While researchers from fellow security firm Qihoo360 reported on an earlier variant of the rootkit in 2017, Kaspersky and most other Western-based security firms didn’t take notice. Kaspersky’s newer research describes in detail how the rootkit—found in firmware images of some Gigabyte or Asus motherboards—is able to hijack the boot process of infected machines. The technical underpinnings attest to the sophistication of the malware.
A rootkit is a piece of malware that runs in the deepest regions of the operating system it infects. It leverages this strategic position to hide information about its presence from the operating system itself. A bootkit, meanwhile, is malware that infects the boot process of a machine in order to persist on the system. The successor to legacy BIOS, UEFI is a technical standard defining how components can participate in the startup of an OS. It’s the most “recent” one, as it was introduced around 2006. Today, almost all devices support UEFI when it comes to the boot process. The key point here is that when we say something takes place at the UEFI level, it means that it happens when the computer is starting up, before the operating system has even been loaded. Whatever standard is being used during that process is only an implementation detail, and in 2022, it will almost always be UEFI anyway.

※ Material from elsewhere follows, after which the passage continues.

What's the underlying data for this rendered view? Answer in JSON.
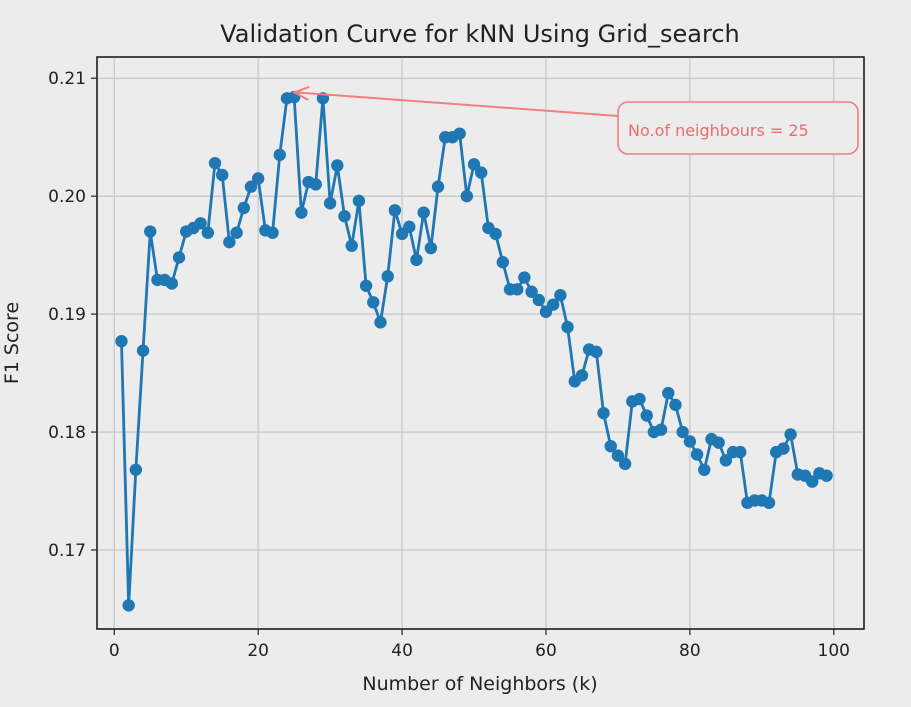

In an email, Kaspersky researcher Ivan Kwiatkowski wrote:
So a rootkit may or may not be a bootkit, depending on where it is installed on the victim’s machine. A bootkit may or may not be a rootkit, as long as it infected a component used for the system startup (but considering how low-level these usually are, bootkits will usually be rootkits). And firmware is one of the components which can be infected by bootkits, but there are others, too. CosmicStrand happens to be all of these at the same time: It has the stealthy rootkit capabilities and infects the boot process through malicious patching of the firmware image of motherboards.
The workflow of CosmicStrand consists of setting “hooks” at carefully selected points in the boot process. Hooks are modifications to the normal execution flow. They usually come in the form of additional code developed by the attacker, but in some cases, a legitimate user may inject code before or after a particular function to bring about new functionality.
The CosmicStrand workflow looks like this:
- The initial infected firmware bootstraps the whole chain.
- The malware sets up a malicious hook in the boot manager, allowing it to modify Windows’ kernel loader before it is executed.
- By tampering with the OS loader, the attackers are able to set up another hook in a function of the Windows kernel.
- When that function is later called during the normal startup procedure of the OS, the malware takes control of the execution flow one last time.
- It deploys a shellcode in memory and contacts the C2 server to retrieve the actual malicious payload to run on the victim’s machine.